Um dos caminhos é a importação dos medicamentos. Para isso, a CMB fez um levantamento entre as Santas Casas e Hospitais Filantrópicos para saber do interesse e das condições dessas instituições formarem um grupo para adquirir sedativos e bloqueadores neuromusculares de fornecedores de confiança no exterior. O vice-presidente da Confederação, Flaviano Ventorim, explicou que a ideia é fazer volume para facilitar a compra e dar suporte aos hospitais interessados, que muitas vezes não têm experiência nesse tipo de transação, que envolve uma certa burocracia junto a Receita Federal.
“Esse caminho da importação é um dos possíveis, mas além das questões burocráticas, também encontramos algumas dificuldades porque esse tipo de compra precisa ser paga de forma antecipada e muitas instituições não têm o valor disponível à vista para pagar por essa importação”, destacou Flaviano.

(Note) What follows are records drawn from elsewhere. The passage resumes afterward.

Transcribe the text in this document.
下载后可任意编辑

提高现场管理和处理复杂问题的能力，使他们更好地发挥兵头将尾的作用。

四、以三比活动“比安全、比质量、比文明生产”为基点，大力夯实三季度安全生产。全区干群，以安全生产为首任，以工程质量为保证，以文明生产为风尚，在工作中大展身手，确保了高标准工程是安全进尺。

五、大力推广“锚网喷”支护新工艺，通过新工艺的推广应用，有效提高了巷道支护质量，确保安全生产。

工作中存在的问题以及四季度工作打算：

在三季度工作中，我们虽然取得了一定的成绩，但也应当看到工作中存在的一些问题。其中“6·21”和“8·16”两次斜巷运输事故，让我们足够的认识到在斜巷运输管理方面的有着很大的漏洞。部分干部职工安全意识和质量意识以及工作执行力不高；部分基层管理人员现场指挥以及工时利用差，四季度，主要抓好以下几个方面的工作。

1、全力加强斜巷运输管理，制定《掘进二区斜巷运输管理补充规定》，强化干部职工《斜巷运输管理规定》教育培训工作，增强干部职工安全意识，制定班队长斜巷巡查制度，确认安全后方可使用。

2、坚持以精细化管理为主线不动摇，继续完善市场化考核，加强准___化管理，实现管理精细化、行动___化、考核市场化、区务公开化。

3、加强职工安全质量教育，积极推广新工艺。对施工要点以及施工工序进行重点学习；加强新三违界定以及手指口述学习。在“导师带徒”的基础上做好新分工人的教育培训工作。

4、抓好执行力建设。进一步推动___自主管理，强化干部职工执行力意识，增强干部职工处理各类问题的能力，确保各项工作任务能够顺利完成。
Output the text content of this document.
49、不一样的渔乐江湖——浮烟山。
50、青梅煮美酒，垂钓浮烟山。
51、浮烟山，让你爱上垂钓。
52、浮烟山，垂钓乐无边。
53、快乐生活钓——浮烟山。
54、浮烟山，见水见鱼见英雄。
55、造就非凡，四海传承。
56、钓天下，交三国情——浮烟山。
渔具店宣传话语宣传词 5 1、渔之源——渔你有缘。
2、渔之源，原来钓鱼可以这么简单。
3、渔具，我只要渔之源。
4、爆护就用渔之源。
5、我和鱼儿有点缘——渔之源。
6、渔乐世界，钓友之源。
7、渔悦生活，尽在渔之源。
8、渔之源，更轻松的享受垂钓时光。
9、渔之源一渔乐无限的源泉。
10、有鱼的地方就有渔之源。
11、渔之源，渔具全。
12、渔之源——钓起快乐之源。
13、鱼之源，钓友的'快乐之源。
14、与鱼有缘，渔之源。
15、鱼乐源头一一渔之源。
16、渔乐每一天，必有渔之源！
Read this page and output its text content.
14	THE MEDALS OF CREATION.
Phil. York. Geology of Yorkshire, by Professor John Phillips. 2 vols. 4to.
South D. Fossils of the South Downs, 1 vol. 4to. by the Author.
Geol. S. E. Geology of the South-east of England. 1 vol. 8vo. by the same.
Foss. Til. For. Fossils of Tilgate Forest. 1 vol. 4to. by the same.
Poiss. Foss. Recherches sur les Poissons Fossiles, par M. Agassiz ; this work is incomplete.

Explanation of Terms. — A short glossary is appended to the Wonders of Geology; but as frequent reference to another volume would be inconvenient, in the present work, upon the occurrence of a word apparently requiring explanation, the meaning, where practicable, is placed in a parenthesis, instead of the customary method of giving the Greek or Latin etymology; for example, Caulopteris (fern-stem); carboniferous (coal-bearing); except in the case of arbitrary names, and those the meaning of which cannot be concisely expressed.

Outra frente que está sendo trabalhada é o diálogo direto com os fabricantes nacionais, para tentar que eles consigam retomar as vendas. Neste caso, apesar do interesse de ambas as partes, os fabricantes têm baseado sua produção na média de consumo histórica desses medicamentos, que não reflete mais a realidade da demanda do mercado nesse momento da pandemia. O vice-presidente da CMB afirmou que as médias de consumo dispararam, porque o número de casos da covid e o agravamento desses casos cresceram de forma exponencial.
“No hospital onde eu trabalho a gente usava em média 400 ampolas de rocurônio, tipo de bloqueador neuromuscular, por mês em março de 2020. Em novembro de 2020 a gente já estava usando 2600 ampolas no mês. Agora, nos últimos 30 dias, utilizamos 5600 ampolas. Isso se deve ao aumento da demanda, a necessidade de abertura de mais leitos e também ao aumento da gravidade do atendimento: mais pacientes precisando ser intubados”, exemplifica.
A CMB tem notado que nos últimos 15 a 20 dias, a situação tem ficado ainda mais desesperadora e vários hospitais têm sinalizado estoques muito baixos, sem perspectivas de conseguir receber os medicamentos. Algumas unidades de saúde estão conseguindo receber dos governos estaduais, que têm ajudado os hospitais que foram incluídos nos Planos de Contingência. Mas mesmo com esse apoio os estoques estão muito abaixo do normal, gerando medo e apreensão.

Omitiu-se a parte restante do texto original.